On the Kubeflow site the option for installation is to pull down the Kubeflow code from GitHub and use the Kubeflow kfctl to build and apply Kubeflow to your AKS cluster. This approach doesn’t work out of the box, during installation there are errors with services, which you have to try and either find a fix documented by the community or make changes to the Python and Go code yourself.

ArgoCD

The typical production path to automate the installation and maintenance of Kubeflow is to use ArgoCD. Similar to the kfctl approach, you need to apply fixes to services and tailor to suit the Azure ecosystem. ArgoCD does allow full control over ever aspect of Kubeflow especially security hardening of containers for zero day events etc hence the typical production path.

Juju

A third option is to use a charmed install using Juju provided by Canonical. Juju states its “the simplest way to install Kubeflow” and it certainly is within an hour of running through the install guide I was presented with the Kubeflow interface.
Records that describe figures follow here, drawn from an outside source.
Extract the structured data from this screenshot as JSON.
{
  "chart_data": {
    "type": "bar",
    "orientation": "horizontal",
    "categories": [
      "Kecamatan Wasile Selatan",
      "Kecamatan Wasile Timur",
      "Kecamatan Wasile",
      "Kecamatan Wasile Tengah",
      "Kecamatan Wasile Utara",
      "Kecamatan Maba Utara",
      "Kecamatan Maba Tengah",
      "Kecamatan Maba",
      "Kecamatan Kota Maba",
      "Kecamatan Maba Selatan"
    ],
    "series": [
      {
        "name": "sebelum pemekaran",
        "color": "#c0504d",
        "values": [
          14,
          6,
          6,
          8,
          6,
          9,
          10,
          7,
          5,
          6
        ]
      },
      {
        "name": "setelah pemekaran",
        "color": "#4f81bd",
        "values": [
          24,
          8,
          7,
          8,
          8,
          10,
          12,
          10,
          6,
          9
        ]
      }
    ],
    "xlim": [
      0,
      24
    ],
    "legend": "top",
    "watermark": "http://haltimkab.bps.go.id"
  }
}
https://ubuntu.com/tutorials/install-kubeflow-on-azure-kubernetes-service-aks#1-overview

Juju is a “low Ops” approach, but it doesn’t work out of the box. You need to understand the relationships between Microservices. For example the above User Interface has a major known bug that prevents experiments from being run.

https://github.com/kubeflow/kubeflow/issues/6016

This issue means waiting until the community has resolved the issue and Juju provides an update.

Workarounds to this error I found were working locally with Kubeflow using the kfp command line.

To make the User Interface work I used juju remove-application kubeflow-profiles –force.

Posting this feedback to github and contributing to the open source community, a first for me!

For productionising Juju best approach would be to stand up a Juju controller and treat your AKS cluster as a Juju client. This provides a User Interface for install history and maintenance.